A trust in Canada is not considered its own legal entity but a taxpayer under the highest rates in Canadian law. There are two types of Canadian trusts – Testamentary Trusts and Inter Vivos Trusts.

What is a Testamentary Trust?

The Revenue Agency of the Government of Canada defines a testamentary trust as a trust or estate that is generally created on and as a result of the death of a person. The terms of the trust are established by the will or by court order concerning the deceased’s estate under provincial or territorial law.

If assets in a testamentary trust are not distributed to beneficiaries as per the wishes of the deceased, the trust may default to an inter vivos trust. A testamentary trust may also convert to an inter vivos trust if it incurs a debt or other payment obligation to a beneficiary or any other partner.
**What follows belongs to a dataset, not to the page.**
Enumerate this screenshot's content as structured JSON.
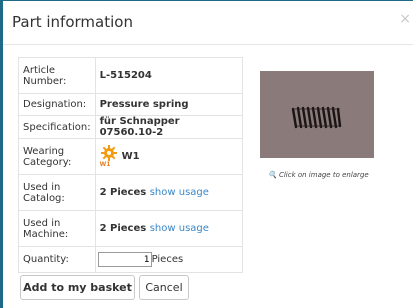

Debts that circumvent this rule are:

Incurred by the trust in the fulfillment of a beneficiary’s right to implement payment of an amount owed by the trust to the beneficiary or to accept any part of the trust’s capital

Owed to a beneficiary due to services provided to the trust by the said heir

As a result of payment on behalf of the property transferred to a specified party within 12 months of payment, if the beneficiary has been dealing with the trust at arm’s length

What is an Inter Vivos Trust?

Put simply, an inter vivos trust is created by a live person to benefit someone else, also referred to as a “living trust.” There are several reasons why someone would institute an inter vivos trust. A parent may create a college education fund to mature when their child comes of age, or a business magnate may place his property assets into a trust to avoid probate or estate taxes.
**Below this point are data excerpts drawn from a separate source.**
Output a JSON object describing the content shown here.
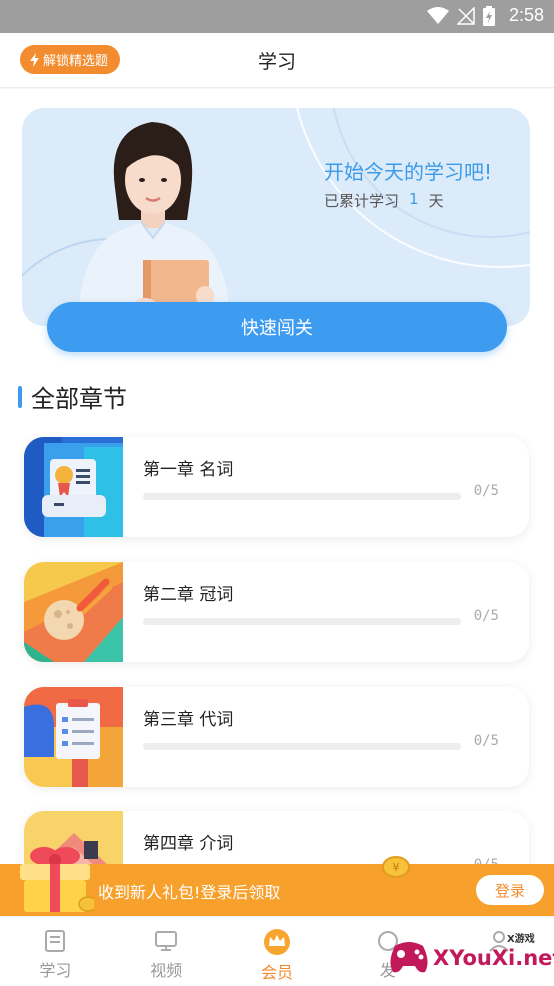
{
  "status_bar": {
    "time": "2:58"
  },
  "header": {
    "unlock_label": "解锁精选题",
    "title": "学习"
  },
  "banner": {
    "headline": "开始今天的学习吧!",
    "stat_prefix": "已累计学习",
    "stat_value": "1",
    "stat_suffix": "天",
    "quick_button": "快速闯关"
  },
  "section": {
    "title": "全部章节"
  },
  "chapters": [
    {
      "name": "第一章  名词",
      "count": "0/5",
      "progress": 0
    },
    {
      "name": "第二章  冠词",
      "count": "0/5",
      "progress": 0
    },
    {
      "name": "第三章  代词",
      "count": "0/5",
      "progress": 0
    },
    {
      "name": "第四章  介词",
      "count": "0/5",
      "progress": 0
    }
  ],
  "gift_banner": {
    "text": "收到新人礼包!登录后领取",
    "login_label": "登录"
  },
  "tabs": [
    {
      "label": "学习",
      "icon": "book-icon",
      "active": false
    },
    {
      "label": "视频",
      "icon": "monitor-icon",
      "active": false
    },
    {
      "label": "会员",
      "icon": "crown-icon",
      "active": true
    },
    {
      "label": "发",
      "icon": "discover-icon",
      "active": false
    },
    {
      "label": "",
      "icon": "profile-icon",
      "active": false
    }
  ],
  "watermark": {
    "text": "XYouXi.net",
    "small": "X游戏"
  },
  "colors": {
    "accent_blue": "#3d9cf0",
    "accent_orange": "#f28c2f",
    "gift_orange": "#f7a02c"
  }
}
There are several different types of inter vivos trusts. The Canadian Revenue Agency recognizes 33 separate types of inter vivos, or living trusts. Some of the most common are:

  • Alter Ego Trusts; allowing a settlor over the age of 65 to receive income after retirement
  • Real Estate Investment Trusts (REIT); allowing rent-generated income to gather
  • Master Trusts; which is only for Canadian residents, cannot take deposits, and can only invest in its own funds
  • Employee Trusts; are made by employers to benefit their employees

What is a Public or Public Investment Trust?
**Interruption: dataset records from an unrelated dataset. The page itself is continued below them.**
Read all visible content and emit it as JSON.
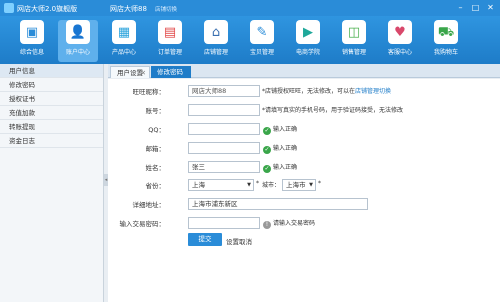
{
  "titlebar": {
    "app_title": "网店大师2.0旗舰版",
    "shop_name": "网店大师88",
    "switch_text": "店铺切换",
    "min": "–",
    "max": "□",
    "close": "✕"
  },
  "toolbar": {
    "items": [
      {
        "label": "综合信息",
        "icon": "▣",
        "color": "#2a8cd8"
      },
      {
        "label": "账户中心",
        "icon": "👤",
        "color": "#e07b39"
      },
      {
        "label": "产品中心",
        "icon": "▦",
        "color": "#2ba3dc"
      },
      {
        "label": "订单管理",
        "icon": "▤",
        "color": "#e24a4a"
      },
      {
        "label": "店铺管理",
        "icon": "⌂",
        "color": "#3a6fb0"
      },
      {
        "label": "宝贝管理",
        "icon": "✎",
        "color": "#2a8cd8"
      },
      {
        "label": "电商学院",
        "icon": "▶",
        "color": "#1fa89a"
      },
      {
        "label": "销售管理",
        "icon": "◫",
        "color": "#4bb04f"
      },
      {
        "label": "客服中心",
        "icon": "♥",
        "color": "#d9486b"
      },
      {
        "label": "我购物车",
        "icon": "⛟",
        "color": "#3aa64a"
      }
    ]
  },
  "sidebar": {
    "items": [
      "用户信息",
      "修改密码",
      "授权证书",
      "充值加款",
      "转账提现",
      "资金日志"
    ]
  },
  "tabs": {
    "tab1": "用户设置",
    "tab1_close": "✕",
    "tab2": "修改密码"
  },
  "form": {
    "wangwang": {
      "label": "旺旺昵称：",
      "value": "网店大师88",
      "note_prefix": "*店铺授权旺旺，无法修改，可以在",
      "note_link": "店铺管理切换"
    },
    "account": {
      "label": "账号：",
      "value": "",
      "note": "*请填写真实的手机号码，用于验证码接受，无法修改"
    },
    "qq": {
      "label": "QQ：",
      "value": "",
      "ok": "输入正确"
    },
    "email": {
      "label": "邮箱：",
      "value": "",
      "ok": "输入正确"
    },
    "name": {
      "label": "姓名：",
      "value": "张三",
      "ok": "输入正确"
    },
    "province": {
      "label": "省份：",
      "value": "上海"
    },
    "city": {
      "label": "城市：",
      "value": "上海市"
    },
    "address": {
      "label": "详细地址：",
      "value": "上海市浦东新区"
    },
    "trade_pwd": {
      "label": "输入交易密码：",
      "value": "",
      "hint": "请输入交易密码"
    },
    "submit": "提交",
    "reset": "设置取消"
  }
}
A public trust is any trust that is listed on a designated stock exchange in Canada. If a substantial amount of that trust’s fair market value comes from units of public trusts, partnership interests in public partnerships, shares of capital stock in public corporations, or any combination of those properties; then it is known as a public investment trust.

Investing in a public trust requires additional effort during tax season, such as forwarding certain information to the CDS Innovations Inc. website within sixty days of the end of your tax year.